Filipina Beri Dua Opsi Penundaan APG 2020

Filipina-beri-dua-opsi-penundaan-apg-2020
SEMANGAT: Ketua Umum National Paralympic Committee Indonesia (NCPI) Senny Marbun (tengah berpeci) menggelorakan semangat bersama ratusan atlet pelatnas proyeksi APG 2020 di Solo, Kamis (13/2) malam.(suaramerdekasolo.com/Setyo Wiyono)
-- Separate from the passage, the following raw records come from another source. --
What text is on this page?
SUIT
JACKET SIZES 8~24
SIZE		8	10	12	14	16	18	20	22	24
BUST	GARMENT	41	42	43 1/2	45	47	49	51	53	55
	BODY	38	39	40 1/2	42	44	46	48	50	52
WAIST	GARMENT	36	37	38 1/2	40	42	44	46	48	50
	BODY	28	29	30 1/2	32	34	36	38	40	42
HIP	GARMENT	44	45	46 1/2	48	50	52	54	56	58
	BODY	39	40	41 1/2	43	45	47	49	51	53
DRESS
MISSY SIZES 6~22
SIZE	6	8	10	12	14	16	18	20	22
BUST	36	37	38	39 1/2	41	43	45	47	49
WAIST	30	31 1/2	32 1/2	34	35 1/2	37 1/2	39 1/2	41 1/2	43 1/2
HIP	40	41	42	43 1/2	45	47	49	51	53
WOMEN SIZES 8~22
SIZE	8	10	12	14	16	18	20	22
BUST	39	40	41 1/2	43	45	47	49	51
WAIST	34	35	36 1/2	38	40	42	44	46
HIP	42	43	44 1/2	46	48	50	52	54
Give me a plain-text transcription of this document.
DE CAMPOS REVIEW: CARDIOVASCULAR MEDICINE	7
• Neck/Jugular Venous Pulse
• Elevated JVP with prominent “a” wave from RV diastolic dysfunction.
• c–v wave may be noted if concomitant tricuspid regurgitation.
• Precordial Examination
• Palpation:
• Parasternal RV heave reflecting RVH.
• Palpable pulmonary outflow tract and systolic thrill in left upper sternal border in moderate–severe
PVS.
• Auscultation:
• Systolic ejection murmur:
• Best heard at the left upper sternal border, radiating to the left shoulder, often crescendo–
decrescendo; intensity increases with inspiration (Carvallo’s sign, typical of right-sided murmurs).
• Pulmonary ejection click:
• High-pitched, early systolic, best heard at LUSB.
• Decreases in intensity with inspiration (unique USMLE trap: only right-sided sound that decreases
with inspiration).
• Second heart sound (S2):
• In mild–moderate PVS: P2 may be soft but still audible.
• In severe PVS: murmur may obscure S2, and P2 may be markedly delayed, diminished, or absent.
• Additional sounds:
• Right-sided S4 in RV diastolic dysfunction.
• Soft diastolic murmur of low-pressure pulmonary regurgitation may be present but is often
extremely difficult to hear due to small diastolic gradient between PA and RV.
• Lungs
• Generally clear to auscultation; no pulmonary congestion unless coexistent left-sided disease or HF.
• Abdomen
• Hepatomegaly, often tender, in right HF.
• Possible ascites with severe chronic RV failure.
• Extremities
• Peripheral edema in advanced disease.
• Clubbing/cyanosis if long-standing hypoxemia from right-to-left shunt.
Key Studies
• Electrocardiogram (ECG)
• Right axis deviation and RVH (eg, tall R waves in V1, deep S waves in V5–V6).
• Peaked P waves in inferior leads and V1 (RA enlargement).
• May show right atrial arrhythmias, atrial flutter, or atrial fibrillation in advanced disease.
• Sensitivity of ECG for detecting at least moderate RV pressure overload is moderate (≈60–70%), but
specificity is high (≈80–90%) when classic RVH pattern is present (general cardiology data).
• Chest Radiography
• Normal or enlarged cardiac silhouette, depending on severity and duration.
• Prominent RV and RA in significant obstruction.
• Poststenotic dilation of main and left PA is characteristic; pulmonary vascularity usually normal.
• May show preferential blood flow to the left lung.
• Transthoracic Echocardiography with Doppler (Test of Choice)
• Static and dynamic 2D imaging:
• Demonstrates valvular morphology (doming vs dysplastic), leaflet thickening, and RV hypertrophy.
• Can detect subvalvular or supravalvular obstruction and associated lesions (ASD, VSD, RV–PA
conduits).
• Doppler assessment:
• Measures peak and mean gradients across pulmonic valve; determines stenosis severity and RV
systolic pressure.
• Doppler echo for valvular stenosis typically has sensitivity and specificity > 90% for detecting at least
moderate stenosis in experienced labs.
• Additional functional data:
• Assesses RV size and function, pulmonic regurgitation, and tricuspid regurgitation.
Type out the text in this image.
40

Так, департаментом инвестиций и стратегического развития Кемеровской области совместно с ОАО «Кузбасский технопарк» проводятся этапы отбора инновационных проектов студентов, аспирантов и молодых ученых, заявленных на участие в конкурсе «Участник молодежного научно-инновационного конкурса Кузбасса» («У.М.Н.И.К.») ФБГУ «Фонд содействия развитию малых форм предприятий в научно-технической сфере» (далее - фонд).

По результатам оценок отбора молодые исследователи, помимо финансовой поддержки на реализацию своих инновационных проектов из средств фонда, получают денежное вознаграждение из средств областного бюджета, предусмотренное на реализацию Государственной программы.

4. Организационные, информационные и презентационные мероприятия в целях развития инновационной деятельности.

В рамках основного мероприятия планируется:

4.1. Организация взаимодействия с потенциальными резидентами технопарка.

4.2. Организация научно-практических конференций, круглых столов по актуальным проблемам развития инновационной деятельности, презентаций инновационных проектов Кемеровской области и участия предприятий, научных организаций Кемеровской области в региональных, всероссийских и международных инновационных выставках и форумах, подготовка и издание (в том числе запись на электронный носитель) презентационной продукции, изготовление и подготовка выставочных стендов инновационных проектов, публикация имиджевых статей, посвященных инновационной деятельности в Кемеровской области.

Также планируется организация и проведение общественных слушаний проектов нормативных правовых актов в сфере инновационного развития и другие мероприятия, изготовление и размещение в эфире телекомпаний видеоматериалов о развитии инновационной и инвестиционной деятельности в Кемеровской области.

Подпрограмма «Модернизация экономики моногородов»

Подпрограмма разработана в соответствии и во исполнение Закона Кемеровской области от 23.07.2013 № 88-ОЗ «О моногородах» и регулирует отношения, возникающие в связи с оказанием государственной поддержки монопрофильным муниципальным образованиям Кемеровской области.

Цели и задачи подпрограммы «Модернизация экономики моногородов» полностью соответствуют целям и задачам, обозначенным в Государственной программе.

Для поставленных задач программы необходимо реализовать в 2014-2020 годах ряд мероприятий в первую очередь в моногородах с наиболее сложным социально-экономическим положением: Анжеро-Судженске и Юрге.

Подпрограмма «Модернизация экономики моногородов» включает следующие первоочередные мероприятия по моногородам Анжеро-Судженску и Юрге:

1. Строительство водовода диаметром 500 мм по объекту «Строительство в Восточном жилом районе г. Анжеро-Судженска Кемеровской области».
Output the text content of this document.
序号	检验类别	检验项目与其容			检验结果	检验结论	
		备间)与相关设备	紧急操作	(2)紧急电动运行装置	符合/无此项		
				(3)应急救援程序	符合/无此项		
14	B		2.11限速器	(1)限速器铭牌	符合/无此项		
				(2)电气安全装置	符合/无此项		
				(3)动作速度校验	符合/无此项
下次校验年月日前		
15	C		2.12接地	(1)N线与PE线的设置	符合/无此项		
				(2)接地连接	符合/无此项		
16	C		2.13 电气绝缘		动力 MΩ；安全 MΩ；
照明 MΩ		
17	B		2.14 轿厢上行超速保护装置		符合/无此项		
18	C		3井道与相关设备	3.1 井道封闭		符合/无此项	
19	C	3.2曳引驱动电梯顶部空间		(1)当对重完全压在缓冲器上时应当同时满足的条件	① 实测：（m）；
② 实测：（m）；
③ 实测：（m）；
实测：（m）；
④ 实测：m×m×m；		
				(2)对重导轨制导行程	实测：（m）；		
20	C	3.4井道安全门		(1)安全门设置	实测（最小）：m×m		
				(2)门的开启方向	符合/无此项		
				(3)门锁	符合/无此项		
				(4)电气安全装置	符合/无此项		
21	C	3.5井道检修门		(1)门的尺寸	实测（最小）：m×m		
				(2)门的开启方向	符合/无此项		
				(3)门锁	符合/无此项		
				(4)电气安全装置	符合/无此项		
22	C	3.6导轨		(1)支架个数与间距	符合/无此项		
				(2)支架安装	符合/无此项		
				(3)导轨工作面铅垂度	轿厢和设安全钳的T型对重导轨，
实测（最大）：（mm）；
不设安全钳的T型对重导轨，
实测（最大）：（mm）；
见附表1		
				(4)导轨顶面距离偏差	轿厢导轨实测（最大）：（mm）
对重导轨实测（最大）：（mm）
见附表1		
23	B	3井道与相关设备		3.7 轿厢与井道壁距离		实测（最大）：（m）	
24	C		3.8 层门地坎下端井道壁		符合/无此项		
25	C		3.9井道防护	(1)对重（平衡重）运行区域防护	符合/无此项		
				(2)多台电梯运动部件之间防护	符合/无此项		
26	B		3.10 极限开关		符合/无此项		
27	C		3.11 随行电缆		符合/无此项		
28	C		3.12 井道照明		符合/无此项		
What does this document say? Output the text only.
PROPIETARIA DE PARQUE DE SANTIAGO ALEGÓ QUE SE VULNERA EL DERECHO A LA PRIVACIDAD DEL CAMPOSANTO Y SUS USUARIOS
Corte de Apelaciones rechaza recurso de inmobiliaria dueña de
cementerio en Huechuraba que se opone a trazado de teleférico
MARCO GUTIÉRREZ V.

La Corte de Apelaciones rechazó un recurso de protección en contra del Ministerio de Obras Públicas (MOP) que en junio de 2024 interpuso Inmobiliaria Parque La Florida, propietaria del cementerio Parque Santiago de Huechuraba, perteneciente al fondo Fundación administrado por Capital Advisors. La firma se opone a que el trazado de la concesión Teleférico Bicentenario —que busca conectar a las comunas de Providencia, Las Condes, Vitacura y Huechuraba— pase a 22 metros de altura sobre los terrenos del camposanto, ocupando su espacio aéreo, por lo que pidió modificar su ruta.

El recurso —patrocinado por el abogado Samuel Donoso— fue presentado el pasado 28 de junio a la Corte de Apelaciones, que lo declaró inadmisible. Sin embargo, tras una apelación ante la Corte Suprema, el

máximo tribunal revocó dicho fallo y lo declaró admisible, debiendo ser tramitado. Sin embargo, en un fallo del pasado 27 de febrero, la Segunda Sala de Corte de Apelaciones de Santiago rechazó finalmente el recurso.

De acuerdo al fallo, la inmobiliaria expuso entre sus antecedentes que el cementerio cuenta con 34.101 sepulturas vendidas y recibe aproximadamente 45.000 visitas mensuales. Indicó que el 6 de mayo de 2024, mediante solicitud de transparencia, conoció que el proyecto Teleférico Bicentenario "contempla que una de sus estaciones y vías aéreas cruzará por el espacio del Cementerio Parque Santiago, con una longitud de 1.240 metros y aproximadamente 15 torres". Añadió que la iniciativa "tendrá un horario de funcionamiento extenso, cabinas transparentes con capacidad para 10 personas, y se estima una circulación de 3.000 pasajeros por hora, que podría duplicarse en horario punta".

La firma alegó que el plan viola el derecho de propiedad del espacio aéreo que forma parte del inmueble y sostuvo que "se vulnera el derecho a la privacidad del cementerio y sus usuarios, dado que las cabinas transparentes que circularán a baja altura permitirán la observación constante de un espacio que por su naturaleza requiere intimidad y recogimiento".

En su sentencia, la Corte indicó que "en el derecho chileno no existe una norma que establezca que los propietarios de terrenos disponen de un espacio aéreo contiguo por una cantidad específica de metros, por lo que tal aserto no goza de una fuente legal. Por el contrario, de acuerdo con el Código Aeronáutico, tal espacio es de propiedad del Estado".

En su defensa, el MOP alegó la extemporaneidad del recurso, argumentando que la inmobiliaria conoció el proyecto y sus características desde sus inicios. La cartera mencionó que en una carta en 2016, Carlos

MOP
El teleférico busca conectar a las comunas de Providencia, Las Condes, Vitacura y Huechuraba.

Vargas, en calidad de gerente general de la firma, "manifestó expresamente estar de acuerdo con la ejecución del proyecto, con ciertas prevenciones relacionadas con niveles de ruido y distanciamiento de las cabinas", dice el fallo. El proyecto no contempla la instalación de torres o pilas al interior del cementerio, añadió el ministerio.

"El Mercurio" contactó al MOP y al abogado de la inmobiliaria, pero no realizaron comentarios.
*Pelatnas NPCI Jalan Terus

SOLO,suaramerdekasolo.com. Perkembangan baru muncul dalam masa penundaan ASEAN Para Games (APG) 2020. Tuan rumah Filipina memberikan dua opsi kepada negara-negara peserta, termasuk Indonesia, mengenai waktu penundaan tersebut.

‘’Sore tadi (Kamis sore-red), Filipina memberikan kabar tentang dua opsi penyelenggaraan APG. Mau digelar mulai 17 Mei atau mulai 26 Mei mendatang. Dua opsi waktu itu, ditawarkan ke negara-negara peserta,’’ kata Ketua Umum National Paralympic Committee Indonesia (NPCI) Senny Marbun.

Atas tawaran itu, maka NPCI sebagai komite otorita olahraga disabilitas di Tanah Air mengumpulkan seluruh atlet pelatnas dan jajaran pelatih yang sejak Mei lalu menjalani training camp (TC) di Solo. Para atlet dari 16 cabang yang akan digelar di APG tersebut menyatakan ingin secepatnya bersaing.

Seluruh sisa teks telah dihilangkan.